Five years ago, the Justice Department began an investigation of the Ivy League institutions and Stanford on allegations of price fixing in tuition, financial aid and faculty salaries. "Stanford was investigated as vigorously as the others, but no charges were brought against us," Fenner said. The Ivy League schools entered into a judgment saying they would not collaborate in the future, he said.

Fenner advised managers not to divulge Stanford's future plans about tuition, financial aid, research costs and salaries until they have been announced in Campus Report. Nor is it appropriate to inquire about the plans of other institutions, he said.

  • Employment regulations - Staff attorney Mike Vartain said that employment is one of the most highly regulated areas, with a great proliferation of new workplace regulations in California and nationwide.

Discussing the three-year union contract he helped negotiate last fall with 1,200 maintenance, technical and service workers at Stanford, Vartain said the terms are "much more modern than they have been before." The agreement includes worker- productivity committees, which Vartain said would help the university meet budgetary goals. Dispute resolution procedures have been modernized and should help "prevent the kind of expensive litigation that is a drain on your resources and time," he told the managers.

  • Sexual harassment - Rico Rosales, of McCutchen, Doyle, Brown & Enersen, urged the managers to study University Guide Memo 23.2 on sexual harassment so they are familiar with the provisions and can discuss them with subordinates.

Managers should "think seriously" before getting romantically or sexually involved with subordinates. Aside from problems that could arise if it turns sour, the relationship could lead to charges of favoritism by other employees.

He also suggested that excluding members of one sex in social functions could be viewed as hostile.

After discussing in detail a recently publicized sexual harassment case involving a San Francisco law firm, Rosales described procedural steps managers should take to eradicate sexual harassment. He suggested avoiding sexually oriented language, including jokes, and computer screen-savers that are suggestive.

The university has a right to seek removal of questionable material from an employee's office, Rosales said. In the competition between free speech and the institution's interest, Rosales said he would err on the side of guarding institutional interests.

Roster added that managers should not rip material from the wall of an employee's office, but instead treat the person as an adult and explain that the material is offensive to others.
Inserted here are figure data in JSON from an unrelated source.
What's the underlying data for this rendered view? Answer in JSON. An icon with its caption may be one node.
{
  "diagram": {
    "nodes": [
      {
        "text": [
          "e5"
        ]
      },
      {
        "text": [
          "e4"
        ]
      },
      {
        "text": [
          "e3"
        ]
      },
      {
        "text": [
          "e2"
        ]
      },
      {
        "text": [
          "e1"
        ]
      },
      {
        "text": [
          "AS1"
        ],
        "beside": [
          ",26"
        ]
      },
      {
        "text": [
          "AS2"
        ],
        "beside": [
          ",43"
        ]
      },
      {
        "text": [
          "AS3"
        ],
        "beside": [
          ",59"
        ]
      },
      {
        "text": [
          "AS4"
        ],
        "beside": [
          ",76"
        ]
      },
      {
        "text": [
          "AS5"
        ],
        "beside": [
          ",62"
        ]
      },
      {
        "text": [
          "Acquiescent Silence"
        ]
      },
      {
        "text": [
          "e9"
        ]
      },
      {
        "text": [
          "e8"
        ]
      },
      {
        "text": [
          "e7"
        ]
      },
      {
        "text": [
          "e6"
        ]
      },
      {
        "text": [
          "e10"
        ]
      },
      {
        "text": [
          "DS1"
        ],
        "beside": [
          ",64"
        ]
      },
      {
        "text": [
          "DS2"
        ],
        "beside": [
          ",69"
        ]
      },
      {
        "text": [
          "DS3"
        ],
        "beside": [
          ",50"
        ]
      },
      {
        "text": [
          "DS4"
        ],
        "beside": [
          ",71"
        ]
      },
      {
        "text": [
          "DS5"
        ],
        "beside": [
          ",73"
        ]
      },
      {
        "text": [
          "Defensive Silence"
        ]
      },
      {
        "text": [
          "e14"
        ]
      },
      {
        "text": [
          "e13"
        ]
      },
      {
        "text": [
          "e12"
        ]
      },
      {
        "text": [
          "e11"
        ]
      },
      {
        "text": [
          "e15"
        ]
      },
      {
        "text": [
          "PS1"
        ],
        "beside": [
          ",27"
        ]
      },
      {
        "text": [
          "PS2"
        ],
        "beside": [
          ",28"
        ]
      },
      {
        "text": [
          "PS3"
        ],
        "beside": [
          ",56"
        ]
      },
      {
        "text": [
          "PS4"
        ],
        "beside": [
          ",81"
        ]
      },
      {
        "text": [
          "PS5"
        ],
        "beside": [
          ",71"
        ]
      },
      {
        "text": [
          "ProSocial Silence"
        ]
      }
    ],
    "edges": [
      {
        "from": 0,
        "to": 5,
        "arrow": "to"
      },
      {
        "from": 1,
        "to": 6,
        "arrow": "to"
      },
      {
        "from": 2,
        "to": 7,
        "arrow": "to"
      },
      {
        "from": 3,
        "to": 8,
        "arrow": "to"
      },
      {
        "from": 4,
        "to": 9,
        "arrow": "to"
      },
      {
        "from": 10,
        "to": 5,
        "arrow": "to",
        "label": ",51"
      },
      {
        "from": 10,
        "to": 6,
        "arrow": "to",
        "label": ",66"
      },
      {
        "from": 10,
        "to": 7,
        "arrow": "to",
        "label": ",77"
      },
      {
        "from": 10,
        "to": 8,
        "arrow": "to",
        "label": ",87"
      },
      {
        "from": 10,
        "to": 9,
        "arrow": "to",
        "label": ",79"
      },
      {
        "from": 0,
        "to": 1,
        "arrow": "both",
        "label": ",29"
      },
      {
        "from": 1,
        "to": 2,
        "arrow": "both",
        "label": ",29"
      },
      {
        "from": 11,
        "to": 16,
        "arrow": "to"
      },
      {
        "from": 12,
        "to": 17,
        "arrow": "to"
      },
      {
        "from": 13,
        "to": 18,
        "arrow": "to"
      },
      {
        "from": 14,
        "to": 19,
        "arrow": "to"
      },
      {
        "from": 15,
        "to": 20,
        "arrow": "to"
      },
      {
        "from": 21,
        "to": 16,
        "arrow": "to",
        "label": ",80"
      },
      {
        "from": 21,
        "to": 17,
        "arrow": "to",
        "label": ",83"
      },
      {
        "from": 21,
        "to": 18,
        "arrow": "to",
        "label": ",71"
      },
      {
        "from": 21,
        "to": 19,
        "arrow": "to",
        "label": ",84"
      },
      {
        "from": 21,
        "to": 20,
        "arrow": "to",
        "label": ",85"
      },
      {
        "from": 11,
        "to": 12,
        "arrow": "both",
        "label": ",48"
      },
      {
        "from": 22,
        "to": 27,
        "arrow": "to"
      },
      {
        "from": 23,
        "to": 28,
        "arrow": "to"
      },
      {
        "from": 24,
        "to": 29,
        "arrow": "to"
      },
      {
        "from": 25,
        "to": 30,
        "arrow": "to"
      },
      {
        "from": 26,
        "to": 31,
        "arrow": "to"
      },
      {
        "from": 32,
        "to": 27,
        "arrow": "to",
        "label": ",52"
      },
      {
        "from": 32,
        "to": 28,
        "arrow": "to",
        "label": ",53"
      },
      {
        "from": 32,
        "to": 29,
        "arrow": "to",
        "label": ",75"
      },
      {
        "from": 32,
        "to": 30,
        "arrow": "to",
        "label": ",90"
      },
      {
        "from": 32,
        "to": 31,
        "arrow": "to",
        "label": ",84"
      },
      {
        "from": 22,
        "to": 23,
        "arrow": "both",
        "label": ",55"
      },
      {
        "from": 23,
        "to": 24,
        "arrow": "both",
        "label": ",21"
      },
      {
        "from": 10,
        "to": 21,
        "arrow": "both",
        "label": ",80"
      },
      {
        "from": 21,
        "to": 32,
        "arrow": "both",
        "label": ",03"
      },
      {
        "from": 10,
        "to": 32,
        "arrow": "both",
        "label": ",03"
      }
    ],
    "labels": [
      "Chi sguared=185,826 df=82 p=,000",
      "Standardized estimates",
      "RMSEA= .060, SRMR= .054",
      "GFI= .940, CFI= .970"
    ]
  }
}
Managers or university lawyers also could say "don't be a damn fool" to a recalcitrant employee, Roster said.

  • Indirect cost controversy - Deborah Zumwalt, a former staff attorney who is now with Pillsbury Madison & Sutro, described the history of the indirect cost controversy and explained its recent settlement. She said that the issue is not yet fully resolved because of the private qui tam lawsuit filed by Paul Biddle, former contract officer for the Office of Naval Research. Therefore, managers should not throw away documents relating to costs that date back to 1981, she said.

Zumwalt also talked about the Code of Conduct booklet distributed to faculty and staff. It says that managers are responsible for ensuring that they and their employees comply with all rules regarding indirect costs.